Bill also served as an instructor for multiple CPIM courses over the years, and learned how true the code of “TO TEACH, IS TO LEARN TWICE” really is. He also learned that some students thought that if they simply attended the course, they would be able to pass the certification exam at the end, without putting any effort in on their own. So he always told his classes (during the very first session), that what he was teaching was the outline, and if they wanted to pass the exam, they had to read and study all the available material (and after that, the percentage of his students that passed the Certification exams increased dramatically).
Regarding CPIM exam content, Bill would attend seminars put on by the independent organization that used to give and grade these exams. In these seminars, they would be tasked to make up exam questions. The process would be this: You had to have one correct answer and three almost correct answers, and you had to document where in the book or material you got the question and answer from.
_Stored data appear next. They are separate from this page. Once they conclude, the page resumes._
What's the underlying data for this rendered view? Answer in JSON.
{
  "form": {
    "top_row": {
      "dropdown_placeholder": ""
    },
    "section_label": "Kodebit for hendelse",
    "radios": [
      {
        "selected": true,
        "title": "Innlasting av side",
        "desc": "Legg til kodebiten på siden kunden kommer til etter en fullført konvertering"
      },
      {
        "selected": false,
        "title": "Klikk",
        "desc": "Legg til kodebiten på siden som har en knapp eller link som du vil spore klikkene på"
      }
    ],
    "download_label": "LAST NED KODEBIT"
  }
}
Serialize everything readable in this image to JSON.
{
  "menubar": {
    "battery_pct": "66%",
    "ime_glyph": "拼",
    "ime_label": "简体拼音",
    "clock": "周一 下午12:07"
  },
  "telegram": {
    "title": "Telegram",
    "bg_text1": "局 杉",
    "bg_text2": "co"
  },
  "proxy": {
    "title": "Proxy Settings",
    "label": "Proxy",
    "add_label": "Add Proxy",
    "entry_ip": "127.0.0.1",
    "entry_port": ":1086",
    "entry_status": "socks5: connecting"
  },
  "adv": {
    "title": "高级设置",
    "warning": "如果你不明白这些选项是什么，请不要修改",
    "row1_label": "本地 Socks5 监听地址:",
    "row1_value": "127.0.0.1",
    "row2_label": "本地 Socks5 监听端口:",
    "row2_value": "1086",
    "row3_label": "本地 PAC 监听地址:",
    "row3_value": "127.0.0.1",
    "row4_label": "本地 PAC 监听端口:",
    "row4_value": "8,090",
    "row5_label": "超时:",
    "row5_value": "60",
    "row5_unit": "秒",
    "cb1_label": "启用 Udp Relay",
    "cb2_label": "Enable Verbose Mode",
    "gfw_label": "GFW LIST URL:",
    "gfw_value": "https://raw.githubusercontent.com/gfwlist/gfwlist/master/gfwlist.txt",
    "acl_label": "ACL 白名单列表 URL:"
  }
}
As an example, in two days they came up with 40 questions and answers, of which many of them would eventually show up on the final exam.
Bill is retired now, and still keeps in contact with his APICS/ASCM friends, and attends the virtual PDM meetings on Zoom, as well as any in-person chapter dinner meetings being held. His key piece of advice is, “listen to any and every educational speaker that you can, attending lectures either in person or on Zoom, volunteer with your local chapter, and never stop learning and improving the supply chain for the next generation of practitioners…and continue to be kind to each other.”
His many years of service as a volunteer and instructor in the field of supply chain earn William H. Pike Jr. the 13th chair in NESCON’s (New England Supply Chain) Hall of Fame.